If you look at diving news you will frequently hear of cases where a diver is seriously injured even killed being struck by a surface vessel.

diver down flag
Fly Both and Cover Your Bases photo by Eli Duke

Let’s do something

Using a diver down flag on a boat, a diver down flag on a float or an SMB/DSMB with diver down lettering helps to keep us safe in many different situations. However, all of these items are useless if the boat operators do not know what they mean. We can get involved by helping inform boat and personal watercraft operators what the flags and the SMB/DSMB mean. The BSAC has a set of flyers and posters that can be used to educate operators. The BSAC Alpha flag flyer is primarily about the alpha flag but does include a float with the American Diver Down flag and DSMB. The Dan Safe Boating brochure includes both flags and SMB. The brochure also gives guidance on how far away a boater should stay and how close to the marker the diver should stay.
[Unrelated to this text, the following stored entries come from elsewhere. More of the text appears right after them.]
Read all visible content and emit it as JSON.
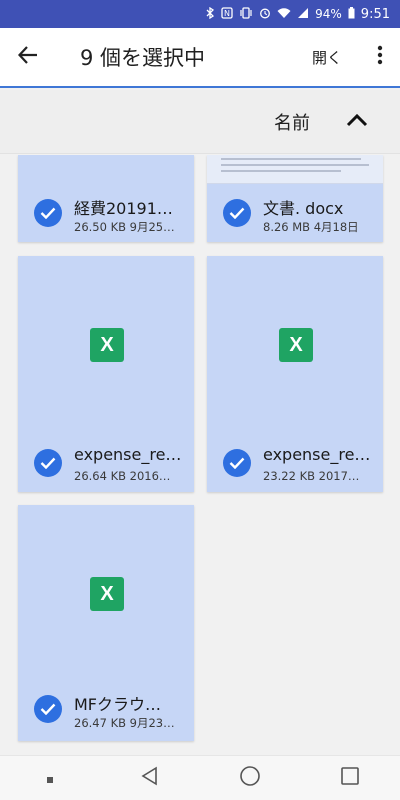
{
  "status_bar": {
    "icons": [
      "bluetooth-icon",
      "nfc-icon",
      "vibrate-icon",
      "alarm-icon",
      "wifi-icon",
      "signal-icon"
    ],
    "battery": "94%",
    "time": "9:51"
  },
  "toolbar": {
    "title": "9 個を選択中",
    "open_label": "開く"
  },
  "sort_bar": {
    "label": "名前",
    "direction_icon": "chevron-up-icon"
  },
  "colors": {
    "status_bar": "#3f51b5",
    "accent": "#2e6fe0",
    "tile_selected": "#c6d6f6",
    "excel_green": "#1fa463"
  },
  "files": [
    {
      "name": "経費20191…",
      "meta": "26.50 KB 9月25…",
      "type": "excel",
      "selected": true
    },
    {
      "name": "文書. docx",
      "meta": "8.26 MB 4月18日",
      "type": "doc",
      "selected": true
    },
    {
      "name": "expense_re…",
      "meta": "26.64 KB 2016…",
      "type": "excel",
      "icon_letter": "X",
      "selected": true
    },
    {
      "name": "expense_re…",
      "meta": "23.22 KB 2017…",
      "type": "excel",
      "icon_letter": "X",
      "selected": true
    },
    {
      "name": "MFクラウ…",
      "meta": "26.47 KB 9月23…",
      "type": "excel",
      "icon_letter": "X",
      "selected": true
    }
  ],
  "nav_bar": {
    "buttons": [
      "recents-dot-icon",
      "back-triangle-icon",
      "home-circle-icon",
      "overview-square-icon"
    ]
  }
}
Let’s reduce the number of mishaps.

2 COMMENTS

  1. What do people recommend for freedivers? Most of the time is spent at the surface and the visibility of the diver is better. I’ve dived with a marker bouy before, but not a flag.

  2. For the USA (and possibly neighbouring countries?) I would use the American red & white diver-down flag on my market buoy. But for all other countries, worldwide, (inc. UK, EU, Oz, NZ, ZA, etc.) I believe the blue and white Alpha flag is the appropriate one. The BSA (British Spearfishing Association) require competitors to fly the Alpha-flag from their float.